4) The sequence recognized by Hind III (AAGCTT) consists of six nucleotides. Each nucleotide has four possible options (A, T, G, C). Therefore, the total possible combinations for a six-nucleotide sequence is 4^6, which equals 4096. The odds of any specific sequence occurring in a random chain of DNA would be 1 in 4096.
5) If you place your gel in the electrophoresis chamber with the wells containing the DNA next to the red (positive) electrode instead of the black (negative) electrode, the DNA would migrate in the opposite direction. Normally, during gel electrophoresis, DNA fragments migrate from the negative electrode towards the positive electrode due to the negatively charged DNA. However, if the polarity is reversed, the DNA would migrate towards the red (positive) electrode, which would cause incorrect interpretation of the gel results. The DNA fragments would not separate properly or migrate in the expected direction, affecting the accuracy of the analysis.
1) The advantage of bacteria having restriction enzymes is that they help defend against foreign DNA, such as from viruses or other bacteria. Restriction enzymes recognize specific sequences of DNA and cut it at those sites. This allows bacteria to protect their own DNA from being cut, while cutting any foreign DNA that enters the cell. By cutting foreign DNA, bacteria can prevent it from replicating and potentially causing harm.
2) Running DNA samples on a higher percentage agarose gel would likely produce different results compared to running them on a 0.8% agarose gel. The percentage of agarose in the gel affects the size range of DNA fragments that can be resolved. Higher percentage agarose gels create a tighter matrix, which makes it more difficult for larger DNA fragments to migrate through the gel. This results in better separation and resolution of smaller DNA fragments. On the other hand, lower percentage agarose gels allow larger DNA fragments to migrate more easily. Therefore, if you ran your samples on a higher percentage agarose gel, the smaller DNA fragments would likely separate better, but larger DNA fragments might not migrate as effectively.
3) If a restriction enzyme cuts a piece of linear DNA at two recognition sites, it would create three DNA fragments on a gel. The fragments would include the one between the recognition sites (which would now be two pieces), and the two end fragments formed by the cut ends of the original DNA molecule.
4) To calculate the odds of the Hind III recognition sequence (AAGCTT) occurring in a random chain of DNA, we need to consider the probability of each nucleotide base appearing at each position.
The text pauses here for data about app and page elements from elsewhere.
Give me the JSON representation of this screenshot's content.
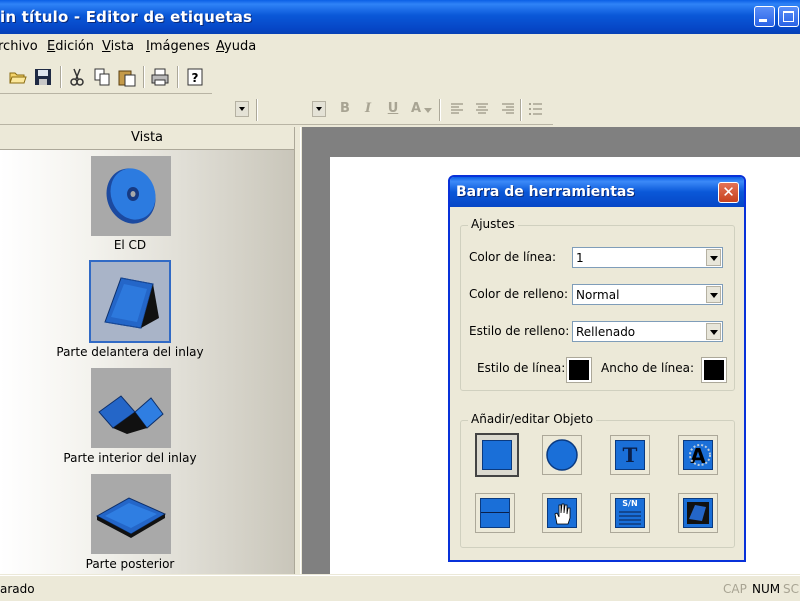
{
  "window": {
    "title": "Sin título - Editor de etiquetas",
    "title_visible": "in título - Editor de etiquetas"
  },
  "menu": {
    "items": [
      "rchivo",
      "Edición",
      "Vista",
      "Imágenes",
      "Ayuda"
    ]
  },
  "toolbar1": {
    "icons": [
      "open-folder-icon",
      "save-icon",
      "cut-icon",
      "copy-icon",
      "paste-icon",
      "print-icon",
      "help-icon"
    ]
  },
  "toolbar2": {
    "format_icons": [
      "bold",
      "italic",
      "underline",
      "font-color",
      "align-left",
      "align-center",
      "align-right",
      "bullets"
    ],
    "labels": {
      "bold": "B",
      "italic": "I",
      "underline": "U",
      "font_color": "A"
    }
  },
  "left_pane": {
    "header": "Vista",
    "items": [
      {
        "label": "El CD",
        "selected": false
      },
      {
        "label": "Parte delantera del inlay",
        "selected": true
      },
      {
        "label": "Parte interior del inlay",
        "selected": false
      },
      {
        "label": "Parte posterior",
        "selected": false
      }
    ]
  },
  "dialog": {
    "title": "Barra de herramientas",
    "close_label": "✕",
    "ajustes": {
      "legend": "Ajustes",
      "line_color_label": "Color de línea:",
      "line_color_value": "1",
      "fill_color_label": "Color de relleno:",
      "fill_color_value": "Normal",
      "fill_style_label": "Estilo de relleno:",
      "fill_style_value": "Rellenado",
      "line_style_label": "Estilo de línea:",
      "line_width_label": "Ancho de línea:"
    },
    "objects": {
      "legend": "Añadir/editar Objeto",
      "buttons": [
        "rectangle",
        "ellipse",
        "text",
        "curved-text",
        "line",
        "select-hand",
        "serial-number",
        "image"
      ],
      "text_glyph": "T",
      "curved_text_glyph": "A",
      "serial_glyph": "S/N"
    }
  },
  "status": {
    "text": "arado",
    "indicators": [
      "CAP",
      "NUM",
      "SC"
    ],
    "active": {
      "CAP": false,
      "NUM": true,
      "SC": false
    }
  },
  "colors": {
    "titlebar": "#0a58d8",
    "accent_blue": "#1a6fd8",
    "close_red": "#c8421f",
    "workspace_gray": "#808080"
  }
}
Since there are four possible nucleotide bases (A, T, G, and C), the probability of each base appearing at any position is 1/4. Therefore, the probability of the Hind III sequence occurring randomly can be calculated by multiplying the probabilities of each base appearing in the correct order: (1/4) x (1/4) x (1/4) x (1/4) x (1/4) x (1/4) = 1/4^6 = 1/4096. So, the odds that the Hind III recognition sequence will occur in a random chain of DNA are 1 in 4096.
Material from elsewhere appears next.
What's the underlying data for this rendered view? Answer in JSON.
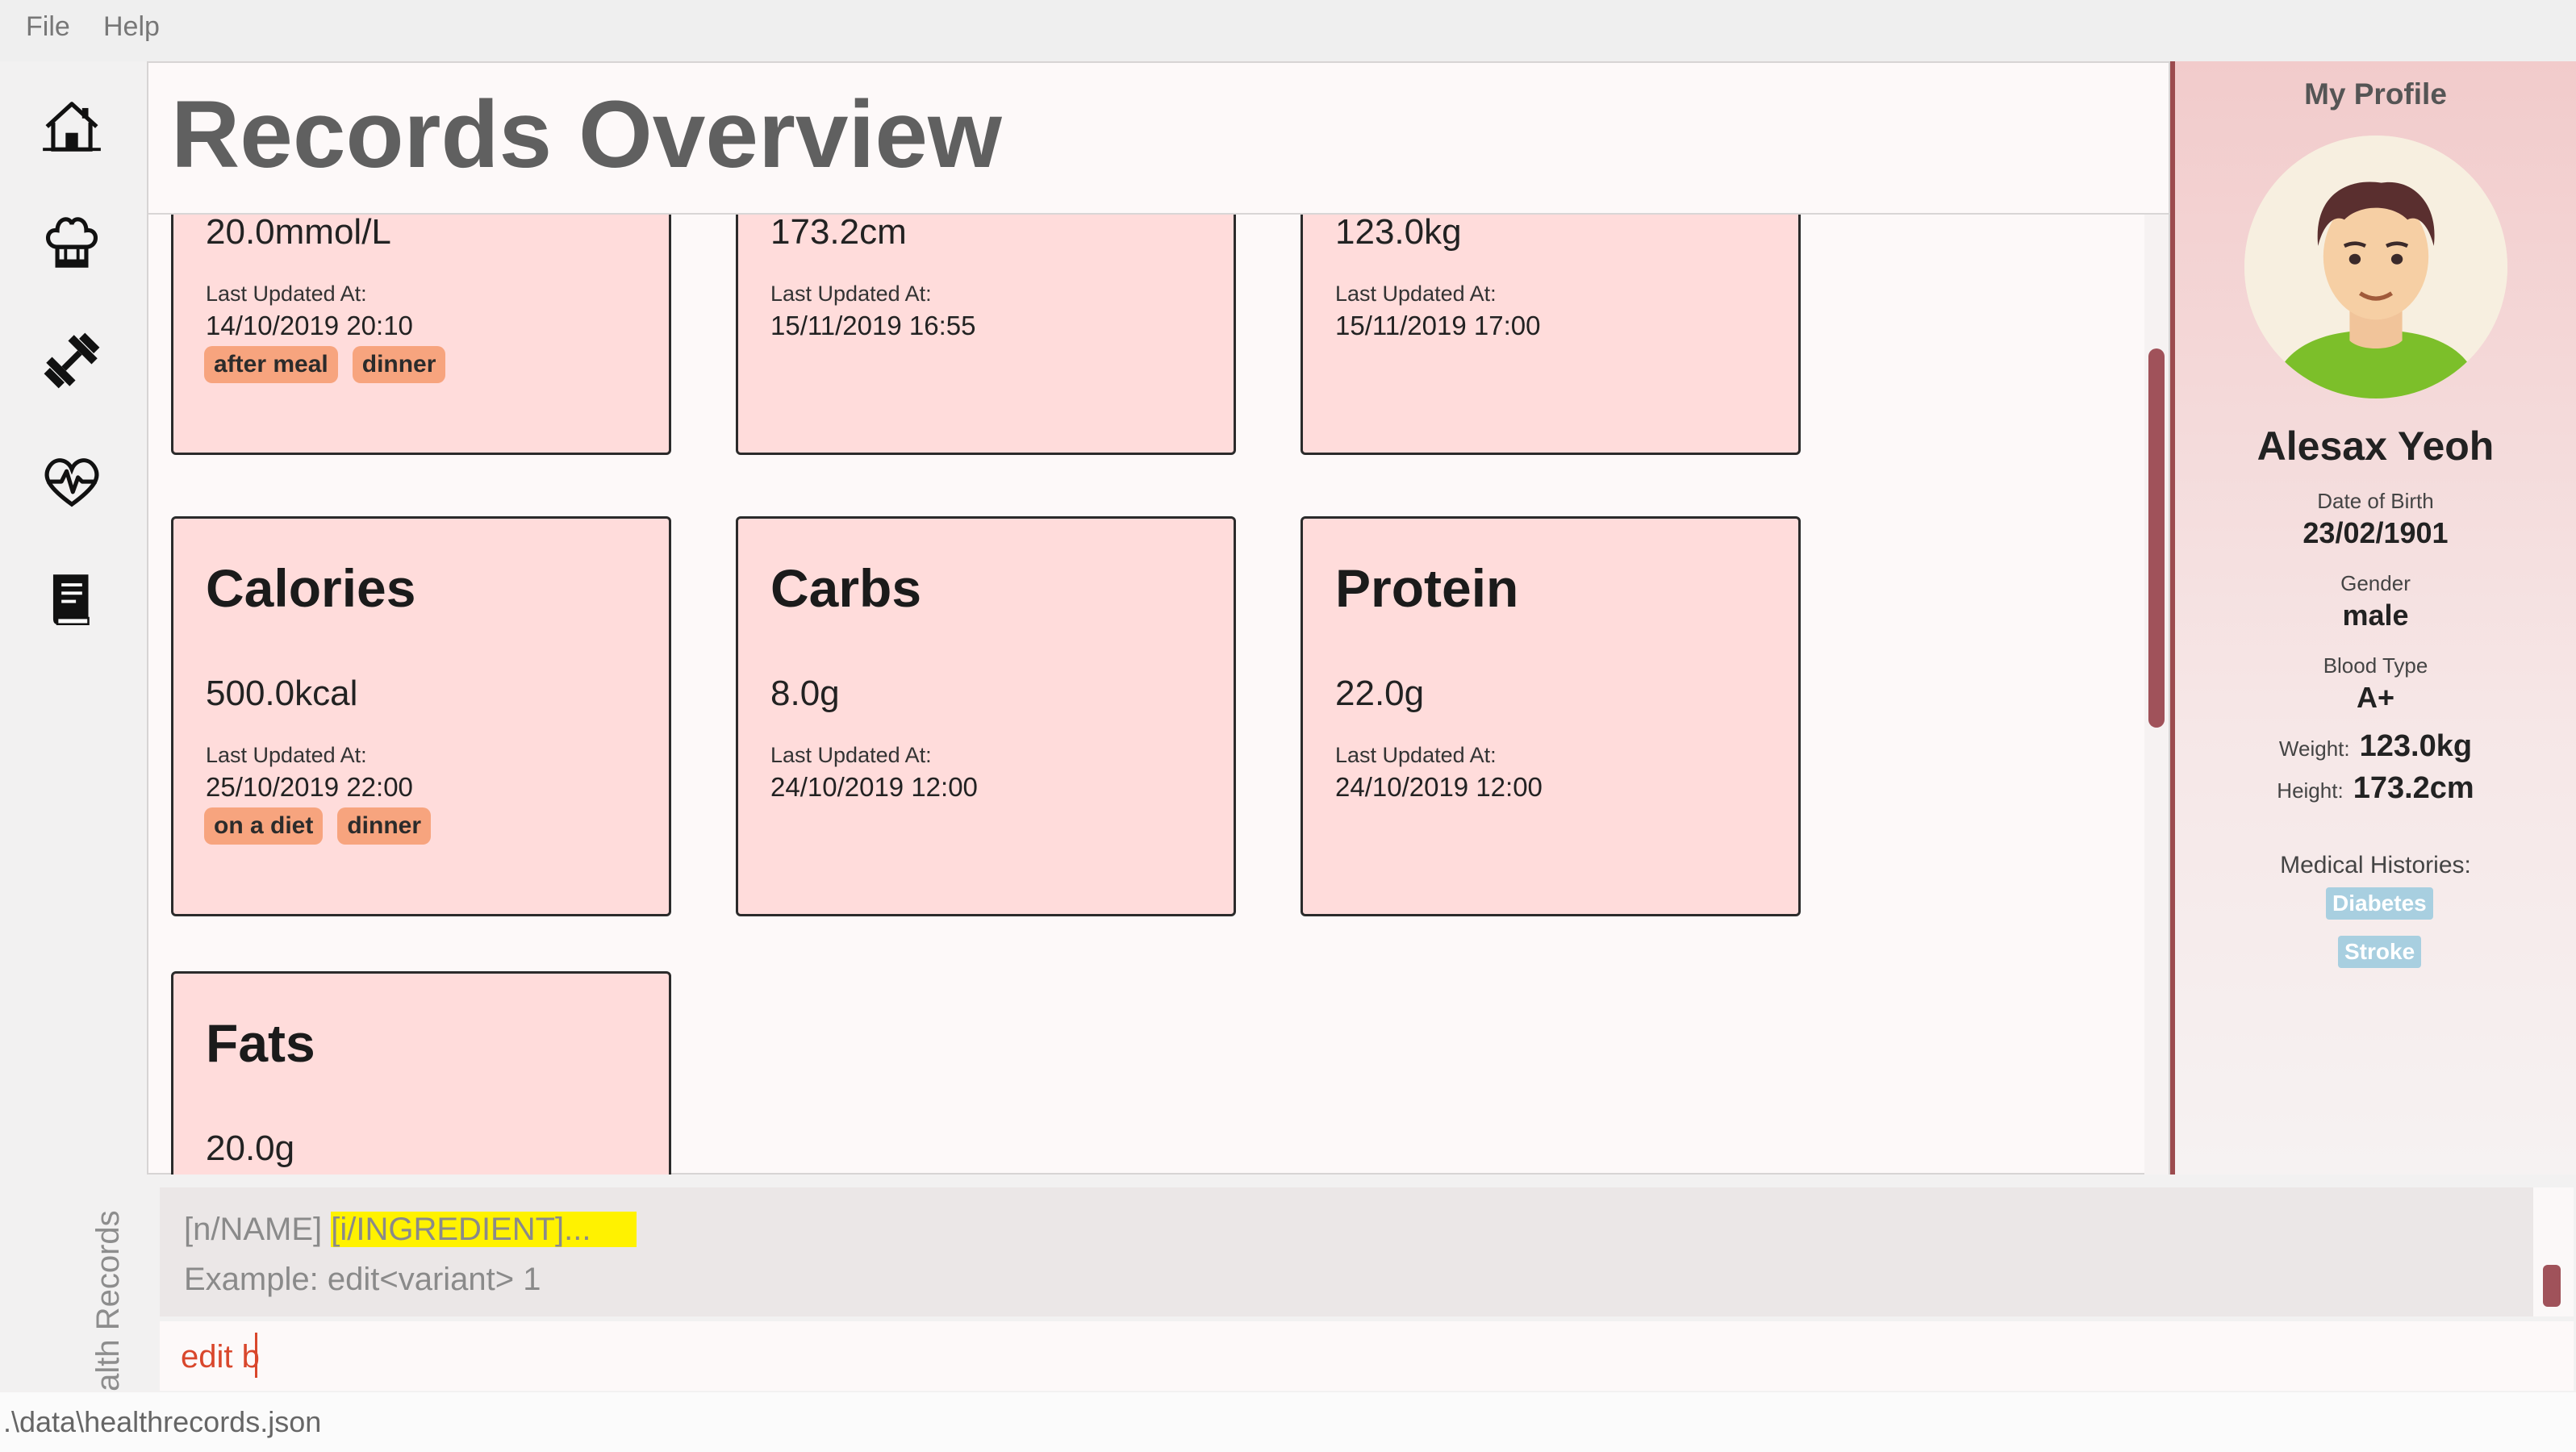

5) If you place your gel in the electrophoresis chamber with the wells containing the DNA next to the red (positive) electrode instead of the black (negative) electrode, the DNA fragments would migrate in the opposite direction. Electrophoresis works by applying an electric field, with the positive electrode pulling the negatively charged DNA fragments towards it. By placing the wells near the red (positive) electrode, the DNA would migrate towards the positive electrode instead of the negative electrode. This would lead to the DNA fragments being separated in the reverse orientation on the gel compared to the conventional setup. Therefore, the bands on the gel would appear flipped horizontally if the wells are placed next to the positive electrode.